Amaya is the owner of Rational Group, which owns gaming and related consumer businesses and brands including PokerStars, Full Tilt, the European Poker Tour, PokerStars Caribbean Adventure, Latin American Poker Tour and the Asia Pacific Poker Tour. These brands collectively form the largest poker business in the world, comprising online poker games and tournaments, live poker competitions, branded poker rooms in major global casinos, and poker programming created for television and online audiences. Amaya also provides B2B interactive and physical gaming solutions to the regulated gaming industry.
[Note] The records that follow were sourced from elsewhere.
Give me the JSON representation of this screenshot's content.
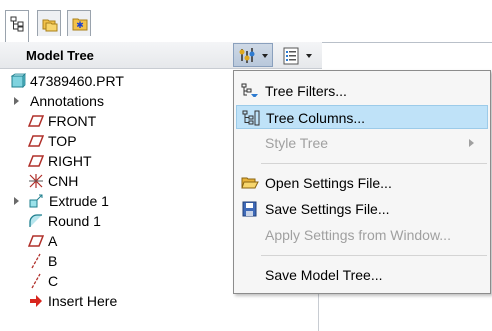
{
  "tabs": [
    {
      "icon": "model-tree-icon"
    },
    {
      "icon": "folder-browser-icon"
    },
    {
      "icon": "favorites-icon"
    }
  ],
  "header": {
    "title": "Model Tree",
    "settings_icon": "tree-settings-icon",
    "show_icon": "show-columns-icon"
  },
  "tree": {
    "items": [
      {
        "label": "47389460.PRT",
        "icon": "part-icon"
      },
      {
        "label": "Annotations",
        "icon": "expander"
      },
      {
        "label": "FRONT",
        "icon": "datum-plane-icon"
      },
      {
        "label": "TOP",
        "icon": "datum-plane-icon"
      },
      {
        "label": "RIGHT",
        "icon": "datum-plane-icon"
      },
      {
        "label": "CNH",
        "icon": "coordinate-system-icon"
      },
      {
        "label": "Extrude 1",
        "icon": "extrude-icon"
      },
      {
        "label": "Round 1",
        "icon": "round-icon"
      },
      {
        "label": "A",
        "icon": "datum-plane-icon"
      },
      {
        "label": "B",
        "icon": "datum-axis-icon"
      },
      {
        "label": "C",
        "icon": "datum-axis-icon"
      },
      {
        "label": "Insert Here",
        "icon": "insert-here-arrow-icon"
      }
    ]
  },
  "menu": {
    "items": [
      {
        "label": "Tree Filters...",
        "icon": "tree-filters-icon"
      },
      {
        "label": "Tree Columns...",
        "icon": "tree-columns-icon"
      },
      {
        "label": "Style Tree"
      },
      {
        "label": "Open Settings File...",
        "icon": "open-folder-icon"
      },
      {
        "label": "Save Settings File...",
        "icon": "save-disk-icon"
      },
      {
        "label": "Apply Settings from Window..."
      },
      {
        "label": "Save Model Tree..."
      }
    ]
  },
  "colors": {
    "highlight": "#bfe2f8",
    "plane": "#b0302a",
    "part": "#2c9fb0",
    "insert_arrow": "#d8261e"
  }
}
Certain statements included herein, including those that express management’s expectations or estimates of our future performance or future events constitute “forward-looking statements” within the meaning of applicable securities laws. Forward-looking statements are necessarily based upon a number of estimates and assumptions that, while considered reasonable by management at this time, are inherently subject to significant business, economic, regulatory and competitive uncertainties and contingencies. Investors are cautioned not to put undue reliance on forward looking statements. Except as required by law, the Corporation does not intend, and undertakes no obligation, to update any forward-looking statements to reflect, in particular, new information or future events.